Exinda Inc.
- Company type: Private company
- Industry: Networking hardware
- Founded: 2002; 24 years ago
- Defunct: 2017; 9 years ago
- Fate: Acquired by GFI Software
- Headquarters: Boston, Massachusetts, United States
- Website: www.exinda.com

= Exinda =

American networking hardware company

Exinda is a company that provides computer networking hardware for improving the performance of wide area networks (WANs), known as WAN optimization.

In 2017, the company was acquired by GFI Software.

==Services==
As of 2008, Exinda provided wide area network (WAN) bandwidth management products to small and medium-sized enterprises.
The Exinda WAN optimization appliance provided network management functions covering network optimization, application visibility, traffic control and application acceleration. Policy-based throttling and packet compression prioritized bandwidth usage and controlled peer-to-peer (P2P) and recreational internet traffic.
Exinda provided its products through commercial value-added resellers (VARs).

==History==
The company was originally formed in Melbourne, Australia, by Con Nikolouzakis, Chris Siakos and Anthony Bodin in 2002 as Exinda Networks. Its technology was based on research at the Royal Melbourne Institute of Technology.

OpenView Venture Partners of Boston, Massachusetts, invested $6 million (US) in the company in 2007.
Nikolouzakis was chief executive at the time, and expected to add a Boston sales office to focus on the US market.
Previously sales were reported to be mostly in Europe and Asia.
In October 2007, the company announced a $1.1 million contract with the government of Malaysia.
In August 2008 Michael Sharma (previously of PlateSpin) became CEO and Nikolouzakis was named chief product officer.

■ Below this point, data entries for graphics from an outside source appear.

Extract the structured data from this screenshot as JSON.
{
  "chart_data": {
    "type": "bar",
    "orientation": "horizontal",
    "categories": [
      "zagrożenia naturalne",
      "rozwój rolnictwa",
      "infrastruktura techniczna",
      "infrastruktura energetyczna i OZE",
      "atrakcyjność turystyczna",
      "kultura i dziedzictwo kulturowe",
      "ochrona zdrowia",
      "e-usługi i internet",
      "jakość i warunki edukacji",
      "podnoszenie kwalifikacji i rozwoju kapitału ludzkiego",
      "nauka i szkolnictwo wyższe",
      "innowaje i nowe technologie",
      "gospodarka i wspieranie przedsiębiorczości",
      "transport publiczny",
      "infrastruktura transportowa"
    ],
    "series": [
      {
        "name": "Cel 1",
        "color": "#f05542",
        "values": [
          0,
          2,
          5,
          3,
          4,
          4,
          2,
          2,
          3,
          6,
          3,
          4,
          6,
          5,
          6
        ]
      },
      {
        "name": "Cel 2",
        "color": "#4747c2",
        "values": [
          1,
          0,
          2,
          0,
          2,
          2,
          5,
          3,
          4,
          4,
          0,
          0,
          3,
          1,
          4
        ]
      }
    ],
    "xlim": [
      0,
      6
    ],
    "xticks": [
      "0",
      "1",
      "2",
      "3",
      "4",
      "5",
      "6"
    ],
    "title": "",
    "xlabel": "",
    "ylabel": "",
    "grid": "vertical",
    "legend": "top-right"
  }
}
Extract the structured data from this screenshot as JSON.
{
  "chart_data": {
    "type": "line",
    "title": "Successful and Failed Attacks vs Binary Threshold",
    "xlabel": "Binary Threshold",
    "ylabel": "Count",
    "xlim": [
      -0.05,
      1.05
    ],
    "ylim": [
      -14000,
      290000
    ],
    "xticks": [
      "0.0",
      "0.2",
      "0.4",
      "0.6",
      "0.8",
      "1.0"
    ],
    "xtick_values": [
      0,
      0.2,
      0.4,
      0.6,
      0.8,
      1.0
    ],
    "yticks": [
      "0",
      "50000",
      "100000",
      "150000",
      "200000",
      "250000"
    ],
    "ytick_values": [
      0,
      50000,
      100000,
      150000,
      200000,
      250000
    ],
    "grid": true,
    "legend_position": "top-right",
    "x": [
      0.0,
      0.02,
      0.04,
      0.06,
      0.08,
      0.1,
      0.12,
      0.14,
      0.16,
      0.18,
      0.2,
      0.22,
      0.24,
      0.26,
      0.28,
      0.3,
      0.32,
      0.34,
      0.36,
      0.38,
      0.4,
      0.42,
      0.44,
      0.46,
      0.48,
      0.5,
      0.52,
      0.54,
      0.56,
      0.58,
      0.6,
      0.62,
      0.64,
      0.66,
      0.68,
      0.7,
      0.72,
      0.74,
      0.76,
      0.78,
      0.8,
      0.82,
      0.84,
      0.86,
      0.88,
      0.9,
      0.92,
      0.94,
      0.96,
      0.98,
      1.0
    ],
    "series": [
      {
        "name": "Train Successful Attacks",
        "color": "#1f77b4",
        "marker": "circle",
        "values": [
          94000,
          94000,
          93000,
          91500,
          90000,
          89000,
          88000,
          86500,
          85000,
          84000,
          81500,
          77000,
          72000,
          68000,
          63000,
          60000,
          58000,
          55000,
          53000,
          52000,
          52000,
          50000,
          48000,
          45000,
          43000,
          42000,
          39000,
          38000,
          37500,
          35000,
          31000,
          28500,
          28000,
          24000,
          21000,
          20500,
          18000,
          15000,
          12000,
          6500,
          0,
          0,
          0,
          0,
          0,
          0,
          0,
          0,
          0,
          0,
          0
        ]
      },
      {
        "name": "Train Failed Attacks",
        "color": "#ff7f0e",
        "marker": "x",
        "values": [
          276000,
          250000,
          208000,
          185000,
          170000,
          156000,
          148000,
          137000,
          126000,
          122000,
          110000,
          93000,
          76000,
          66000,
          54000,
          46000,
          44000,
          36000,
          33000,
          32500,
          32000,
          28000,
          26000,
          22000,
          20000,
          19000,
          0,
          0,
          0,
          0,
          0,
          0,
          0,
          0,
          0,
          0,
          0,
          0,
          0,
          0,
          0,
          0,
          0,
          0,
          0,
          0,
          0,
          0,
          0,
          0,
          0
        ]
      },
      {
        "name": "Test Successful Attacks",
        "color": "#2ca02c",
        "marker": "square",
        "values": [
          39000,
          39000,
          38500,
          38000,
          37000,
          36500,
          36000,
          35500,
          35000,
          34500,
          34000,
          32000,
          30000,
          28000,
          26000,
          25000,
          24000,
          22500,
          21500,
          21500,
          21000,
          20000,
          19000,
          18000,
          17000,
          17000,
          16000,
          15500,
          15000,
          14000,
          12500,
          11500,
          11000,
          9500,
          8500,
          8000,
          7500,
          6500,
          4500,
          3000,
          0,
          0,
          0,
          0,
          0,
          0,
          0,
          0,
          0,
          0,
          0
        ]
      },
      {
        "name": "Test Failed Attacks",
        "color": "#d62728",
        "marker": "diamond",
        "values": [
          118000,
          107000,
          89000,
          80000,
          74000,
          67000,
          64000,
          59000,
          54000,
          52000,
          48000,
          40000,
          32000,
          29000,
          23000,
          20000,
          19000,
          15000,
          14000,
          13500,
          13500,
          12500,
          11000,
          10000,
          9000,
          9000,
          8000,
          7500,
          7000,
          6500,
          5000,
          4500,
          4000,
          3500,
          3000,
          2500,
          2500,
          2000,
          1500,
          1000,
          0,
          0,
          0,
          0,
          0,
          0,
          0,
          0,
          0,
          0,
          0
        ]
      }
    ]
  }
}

By 2010, the company reported being based in Toronto, but keeping its official headquarters in the US.
In addition to Exinda's presence in Canada, it also maintained small sales offices in a handful of other countries.
In March 2012, another $12 million investment round included investor Greenspring Associates.
The city of Richmond, California used Exinda products to filter out video traffic from sites such as YouTube.

In November 2014, Exinda released updates to its Network Orchestrator product. The updates included integrated captive portal policies, adaptive response quotas, and HTTP caching.